Editorial: Export tax on fossil fuels is the right move
On Tuesday, the White House Council of Economic Advisers warned that the cost to the United States of delaying action to combat climate change would be about $150 billion per year.
That cost, which the council says is not reflected in the price charged for fossil fuels, is already being felt in ways like more frequent wildfires, the devastating drought in the West, more powerful storms and what seem to be almost routine torrential downpours in places like New Hampshire.
The EPA, at the urging of President Obama, has used court-approved powers under the Clean Air Act to set performance standards for carbon emissions. Those standards are expected to result in the closure of many of the nation’s oldest and dirtiest coal-fired power plants. Though electricity rates could rise modestly as a result, the EPA says that for every $1 invested in reducing power plant emissions, Americans would receive $7 in savings in the form of reduced health care costs.
The new carbon emission rules, along with the increased fuel efficiency standards imposed on vehicle manufacturers by the Obama administration, will lead to a significant reduction in America’s carbon dioxide emissions – but stifle the cheers. Any greenhouse gas reductions made by the United States could be more than offset by the additional emissions created when American coal and other fossil fuels are exported and burned in places like China and Germany.
A battle to stop the increased exports of U.S. fossil fuels is under way. On one side are people who see profits and jobs in the exports; on the other are people who believe that burning them will push climate change beyond the ability of societies to adapt to it.
Consider just two of the nation’s many ports that export coal.
On the West Coast, Oregon’s largest coal-fired power plant is idle much of the time. By 2020, if it runs at all, it will be powered by natural gas, which emits less carbon dioxide. The change means that the plant won’t burn about 3 million tons of American coal each year but that 3 million tons and much more will, if a new terminal on the Columbia River is built, be shipped for burning in Asia.
On the East Coast, Norfolk, Va., whose port ships more coal abroad that any other in the land, is somewhat frantically trying to cope with rising sea levels caused by the global warming that results chiefly from burning coal. The exports mock the this nation’s effort to reduce its carbon footprint and contribute to the very costs that the Council of Economic Advisers say will be inflicted on Americans.
There is a way to mitigate the damage and make those who pollute pay.

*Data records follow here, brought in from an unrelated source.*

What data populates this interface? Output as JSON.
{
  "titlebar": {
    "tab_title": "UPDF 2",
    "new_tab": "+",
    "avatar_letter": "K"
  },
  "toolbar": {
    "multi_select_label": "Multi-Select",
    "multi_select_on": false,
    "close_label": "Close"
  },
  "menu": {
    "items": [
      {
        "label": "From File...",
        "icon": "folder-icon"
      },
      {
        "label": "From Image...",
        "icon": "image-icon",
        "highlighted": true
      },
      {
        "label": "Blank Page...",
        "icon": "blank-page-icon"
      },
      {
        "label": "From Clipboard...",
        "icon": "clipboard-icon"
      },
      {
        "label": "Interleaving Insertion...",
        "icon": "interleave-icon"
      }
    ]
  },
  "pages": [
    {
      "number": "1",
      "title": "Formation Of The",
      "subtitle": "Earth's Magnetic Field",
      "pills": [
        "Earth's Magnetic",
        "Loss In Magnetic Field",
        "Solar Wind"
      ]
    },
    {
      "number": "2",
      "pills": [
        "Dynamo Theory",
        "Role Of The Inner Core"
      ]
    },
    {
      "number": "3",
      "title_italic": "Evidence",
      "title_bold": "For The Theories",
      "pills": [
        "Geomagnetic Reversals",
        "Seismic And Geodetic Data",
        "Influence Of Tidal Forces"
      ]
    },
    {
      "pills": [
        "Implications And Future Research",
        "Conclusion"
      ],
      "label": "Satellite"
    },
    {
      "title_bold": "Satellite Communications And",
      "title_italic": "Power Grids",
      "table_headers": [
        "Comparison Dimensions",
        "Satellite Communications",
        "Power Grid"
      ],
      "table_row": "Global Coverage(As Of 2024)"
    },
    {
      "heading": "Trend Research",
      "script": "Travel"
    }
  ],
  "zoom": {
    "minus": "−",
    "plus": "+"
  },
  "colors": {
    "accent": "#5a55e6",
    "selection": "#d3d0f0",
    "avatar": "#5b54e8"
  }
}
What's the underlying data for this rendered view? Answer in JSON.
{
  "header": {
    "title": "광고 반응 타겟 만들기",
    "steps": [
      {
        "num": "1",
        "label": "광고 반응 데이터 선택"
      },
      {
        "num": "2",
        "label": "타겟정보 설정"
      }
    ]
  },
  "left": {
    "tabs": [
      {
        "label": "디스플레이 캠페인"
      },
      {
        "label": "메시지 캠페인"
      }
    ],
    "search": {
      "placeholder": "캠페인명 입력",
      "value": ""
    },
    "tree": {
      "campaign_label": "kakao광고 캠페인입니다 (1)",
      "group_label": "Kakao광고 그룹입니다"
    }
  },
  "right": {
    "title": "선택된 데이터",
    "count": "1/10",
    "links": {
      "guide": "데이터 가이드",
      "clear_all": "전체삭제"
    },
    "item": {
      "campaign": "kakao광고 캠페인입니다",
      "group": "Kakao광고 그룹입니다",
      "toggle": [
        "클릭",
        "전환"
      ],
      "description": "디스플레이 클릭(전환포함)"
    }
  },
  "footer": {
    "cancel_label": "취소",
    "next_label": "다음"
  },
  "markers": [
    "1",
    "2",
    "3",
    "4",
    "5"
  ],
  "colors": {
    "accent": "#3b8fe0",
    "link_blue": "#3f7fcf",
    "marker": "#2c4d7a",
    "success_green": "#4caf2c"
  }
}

The suggestion comes from Third Way, a bipartisan think tank whose mission is to suggest solutions that can win support across the political spectrum. New Hampshire’s senior Sen. Jeanne Shaheen is one of the organization’s honorary chairs. Third Way suggests imposing a small tax on all fossil fuel exports. The tax would ultimately be paid by consumers abroad. The revenue raised by the tax would pay for research and development into technology to capture and safely store carbon emissions.
Third Way’s idea deserves bipartisan support in Congress, but its proposal should be taken one step further. The export tax should be big enough to offset at least some of the damage caused by climate change and help America’s communities mitigate that damage. If burning American coal raises sea levels in Portsmouth, the coal burners, wherever they are, should help pay to raise the seawalls.